La crise en cours devrait aboutir à un accroissement du déficit public au sein de la zone euro qui s’élevait 0,5 % du PIB en 2019. Pour mémoire, il avait atteint plus de 6 % en 2009 lors de la crise financière. Un déficit moyen de 3 à 4 % du PIB est probable en raison de la baisse des recettes fiscales et l’augmentation des dépenses publiques. L’endettement public qui s’élevait à 85 % du PIB devrait à nouveau vivement augmenter et se rapprocher de 100 % du PIB. Les Etats italien et français, fortement endetté pourraient subir des écarts de taux avec l’Allemagne en l’absence de coordination au niveau européen.

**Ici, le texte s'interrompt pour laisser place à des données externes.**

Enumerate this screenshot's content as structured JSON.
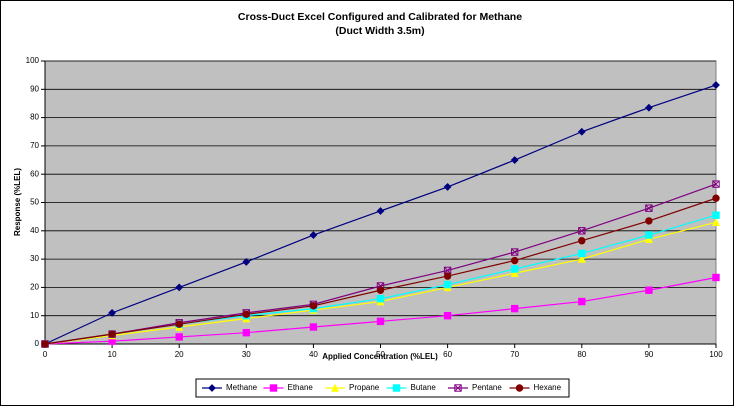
{
  "chart_data": {
    "type": "line",
    "title": "Cross-Duct Excel Configured and Calibrated for Methane",
    "subtitle": "(Duct Width 3.5m)",
    "x_label": "Applied Concentration (%LEL)",
    "y_label": "Response (%LEL)",
    "x": [
      0,
      10,
      20,
      30,
      40,
      50,
      60,
      70,
      80,
      90,
      100
    ],
    "xlim": [
      0,
      100
    ],
    "xticks": [
      0,
      10,
      20,
      30,
      40,
      50,
      60,
      70,
      80,
      90,
      100
    ],
    "ylim": [
      0,
      100
    ],
    "yticks": [
      0,
      10,
      20,
      30,
      40,
      50,
      60,
      70,
      80,
      90,
      100
    ],
    "grid": true,
    "plot_background": "#c0c0c0",
    "legend": "bottom",
    "series": [
      {
        "name": "Methane",
        "color": "#000080",
        "marker": "diamond",
        "values": [
          0,
          11,
          20,
          29,
          38.5,
          47,
          55.5,
          65,
          75,
          83.5,
          91.5
        ]
      },
      {
        "name": "Ethane",
        "color": "#ff00ff",
        "marker": "square",
        "values": [
          0,
          1,
          2.5,
          4,
          6,
          8,
          10,
          12.5,
          15,
          19,
          23.5
        ]
      },
      {
        "name": "Propane",
        "color": "#ffff00",
        "marker": "triangle",
        "values": [
          0,
          3,
          6,
          9,
          12,
          15,
          20,
          25,
          30,
          37,
          43
        ]
      },
      {
        "name": "Butane",
        "color": "#00ffff",
        "marker": "square",
        "values": [
          0,
          3.5,
          7,
          10,
          12.5,
          16,
          21,
          26.5,
          32,
          38.5,
          45.5
        ]
      },
      {
        "name": "Pentane",
        "color": "#800080",
        "marker": "crossed-square",
        "values": [
          0,
          3.5,
          7.5,
          11,
          14,
          20.5,
          26,
          32.5,
          40,
          48,
          56.5
        ]
      },
      {
        "name": "Hexane",
        "color": "#800000",
        "marker": "circle",
        "values": [
          0,
          3.5,
          7,
          10.5,
          13.5,
          19,
          24,
          29.5,
          36.5,
          43.5,
          51.5
        ]
      }
    ]
  }
}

La nécessaire réparation de l’économie
La crise devrait aboutir à une réduction du stock de capital en lien avec la multiplication des faillites, à une hausse du stock de dette des entreprises provoquant une fragilité financière accrue des entreprises, et à une augmentation du stock de dette publique, donc une dégradation de la solvabilité budgétaire des États. Dans ces conditions, le ralentissement de la croissance devrait réduire la croissance potentielle de la zone euro. Cette croissance qui est celle que la zone euro peut normalement obtenir, compte tenu de l’évolution de la population active, des gains de productivité et de la demande extérieure, autour de 1 %.
Après l’épidémie, les gouvernements seront contraints de conforter l’économie et d’essayer de relever le taux de la croissance potentielle. Il devrait en résulter pendant une période plus ou moins longue un interventionnisme public plus élevé. La situation pourrait alors s’apparenter à une sortie de guerre, sachant que tous les pays n’avaient pas récupéré de la même façon de la crise de 2008.
L’Allemagne qui depuis 1949 se refuse d’assumer son rôle de grande puissance économique et industrielle, sera sans nul doute amener à jouer un rôle international plus élevé, pour se sauver et pour sauver l’Europe. Par son poids économique et ses résultats, elle est de fait la puissance clef de la zone euro. Jusqu’à maintenant, ses dirigeants optaient pour un pouvoir en creux, ils devront certainement s’afficher davantage et prendre leurs responsabilités. Ils devront également tirer les conséquences de la fin de l’alliance privilégiée avec les Etats-Unis qui a modelé la vie économique et politique de l’Allemagne fédérale depuis soixante-dix ans.